Tesla FSD earns high praise in South Korea’s real-world autonomous driving test

 

South Korea has historically been one of the hardest markets for foreign automakers to crack. Hyundai and Kia together control close to 70% of the overall market and carry deep consumer loyalty built over decades. Tesla’s path into this market was an uphill battle due to high import duties, limited service infrastructure, and early skepticism about charging networks. In 2024, the Model Y was the best-selling imported car in South Korea with 18,717 units for the full year. By 2025, after the Juniper refresh, it cleared 50,000 units and took the top spot among all EVs.
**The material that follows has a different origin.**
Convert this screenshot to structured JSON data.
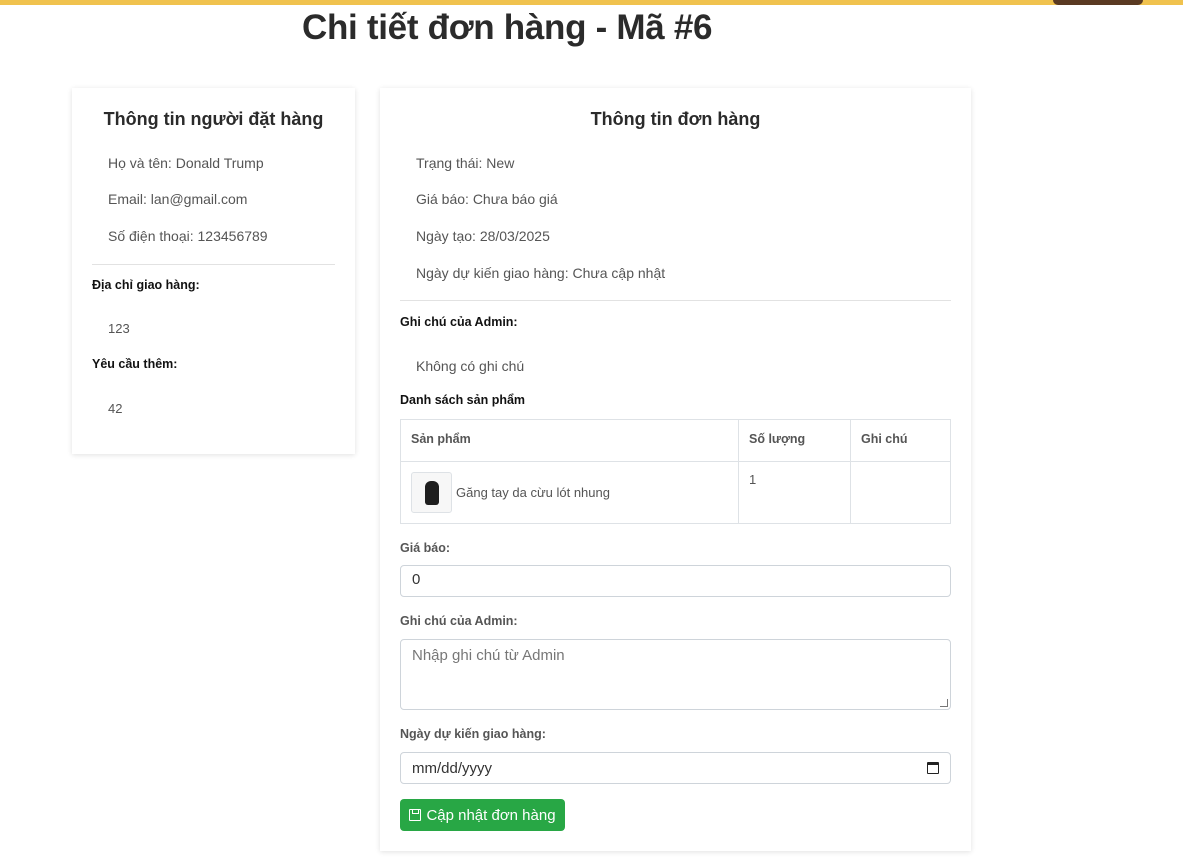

Year to date, Tesla has a 250.8% increase in the country over the same period last year, and now holds a 30.8% share of the entire imported car segment for 2026. EVs as a category represented 48.6% of all imported passenger car registrations in May. As Teslarati has reported, the Juniper refresh brought meaningful improvements to range, interior quality, and ride refinement that addressed the most common criticisms of earlier Model Y versions. Those upgrades appear to be resonating in markets like South Korea where buyers compare Tesla directly against high end domestic competitors.